In a jaw-dropping tweet and press conference this week, County Judge Lina Hidalgo said that she expects to be indicted in connection with the now infamous vaccine outreach contract scandal.
At a press conference, Hidalgo went much further, calling out Harris County District Attorney and fellow Democrat, Kim Ogg, for conducting a “politically motivated” investigation. Hidalgo’s six-minute diatribe is hard to follow but she makes several statements that are blatantly false.
First, she alleges that the fact the investigation is being conducted during her campaign is a priori evidence that it is politically motivated. That, of course, is complete nonsense. The alleged crimes did not come to light until Commissioners began to ask for details about the contract last fall. So, the investigation has only been ongoing for about eight months which is hardly unusual. Also, according to my sources, Hidalgo’s office refused to voluntarily hand over documents to the District Attorney’s office, regarding the contract resulting in the necessity to bring in the Texas Rangers to subpoena them, delaying the investigation. If Hidalgo and her staff had nothing to hide, why not voluntarily turn over the documents and expedite the process?
Second, Hidalgo alleges that the District Attorney’s office gave a motion to revoke her chief of staff’s bail to the press before it was given to his attorney.
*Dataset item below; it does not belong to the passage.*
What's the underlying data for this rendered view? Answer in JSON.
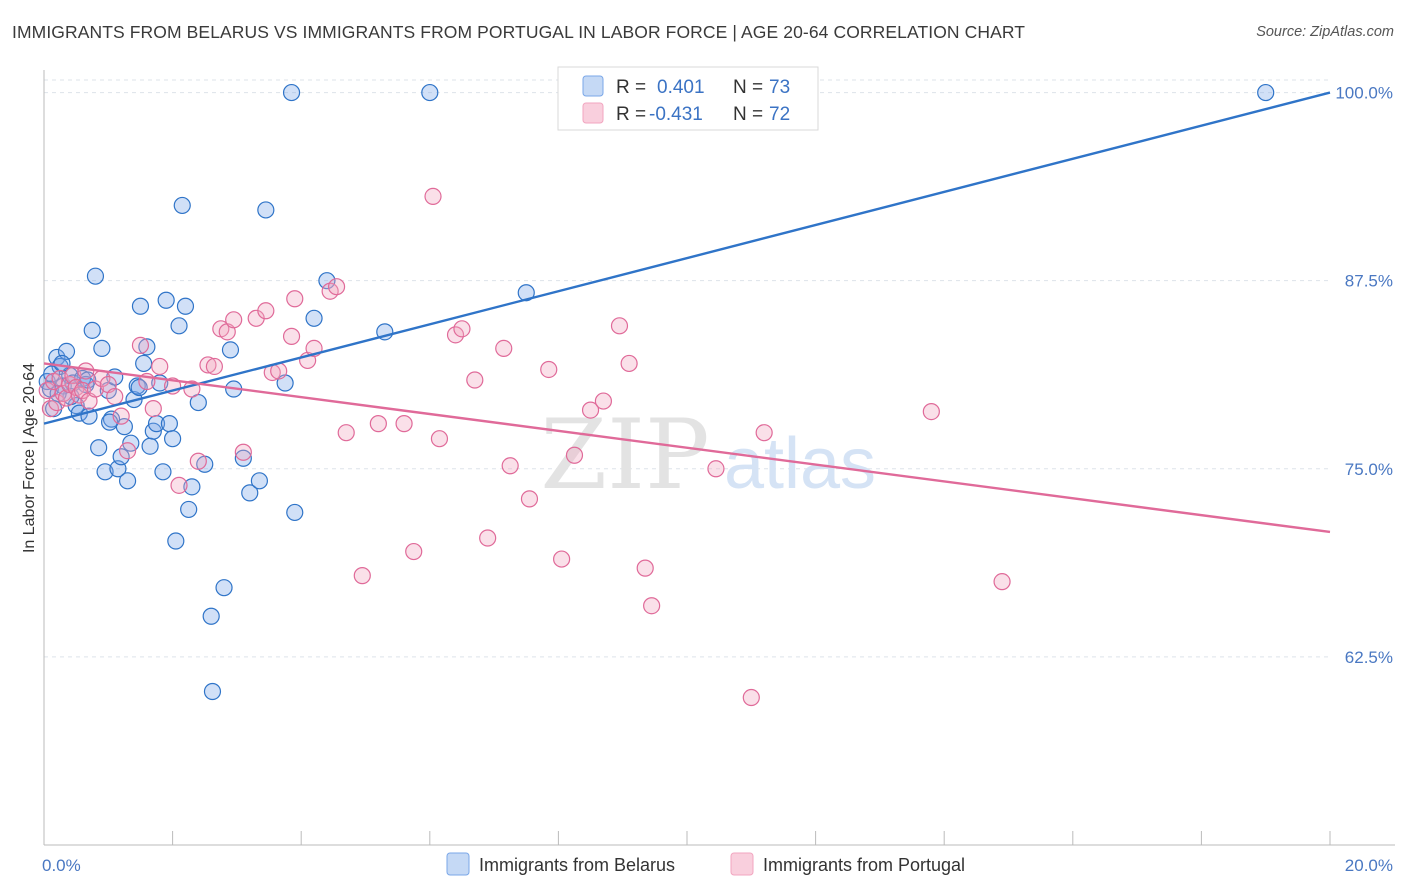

Her sole “evidence” for this assertion is that a reporter called the defense attorney before he had seen the motion. This proves absolutely nothing. All of the reporters following this story are daily checking for court filings in the case. It is not at all unsurprising that a reporter might see it online before a copy made it to a defense attorney’s desk.
She also claims that the District Attorney’s Office has been litigating the case in the press while she was supposedly “forbidden from responding.” Of course, she was never forbidden by the legal process from responding. Her lawyers may have told to keep quiet. Certainly, after her performance at the press conference last week you can see why they might.
But in fact, it was Hidalgo who dispatched her attorneys to make her case to media outlets that she believed would be sympathetic. Her lawyers met with Texas Monthly, the Texas Tribune and the Houston Chronicle, providing each documents which they have refused to hand over to investigators voluntarily. It is Hidalgo’s team, not the District Attorney’s office, that has been aggressively trying the case in the press.
She went on to allege that “we have state media and local media that have reported on how the allegations are . . . based on a distortion of the facts.” But those stories reported on how Hidalgo’s attorney’s alleged that the charges were based on distorted facts. Each of the stories pointed out numerous contradictions and inconsistencies in the story being spun by Hidalgo’s lawyers. Even the normally Hidalgo-fawning Houston Chronicle editorial board concluded that while the documents presented by Hidalgo’s lawyers cast some doubt on the bid-rigging allegations, they did not clear her and that serious questions remained.
Toward the end of the press conference, after a question from a reporter pointing out that Hidalgo and Ogg were both Democrats, Hidalgo’s comments descend in a nearly indecipherable rant about the “they” who are coming after her. While continuing to lamblast Ogg, she throws in references to Ted Cruz, Mike Lindell and Steve Hotze for good measure. Of course, she did not mention that Ogg’s office just indicted Hotze. But apparently notwithstanding that “they” are all in some great cabal to derail her efforts to shepherd Harris County into her progressive utopia.
I think it is important to understand that the corruption alleged regarding the vaccine contract is different from the garden variety cronyism and influence peddling, which are so endemic in our state. This corruption is born in the hubris of zealots so convinced of their righteousness that any means justify the ends, even if those means violate the law. I actually fear this type of corrupt more. The inability of ideological zealots to engage in critical self-examination leads to the pursuant of policies based on a religious-like belief regardless of real-world consequences. I think this is the reason we are seeing such widespread dysfunction of Harris County government from election administration to IT failures to the breakdown of the criminal court system and the hellish conditions in the Harris County jail.
I have no idea if Hidalgo will be indicted on the vaccine contract. The facts set out in the affidavit of the Texas Ranger attached to the application for the search warrant certainly show that Hidalgo was intimately and directly involved in the effort to steer the contract to Elevate Strategies. But clearly something happened last week that rattled Hidalgo. I suspect her attorneys found out that someone close to her is cooperating with investigators. If so, her concerns may be well founded.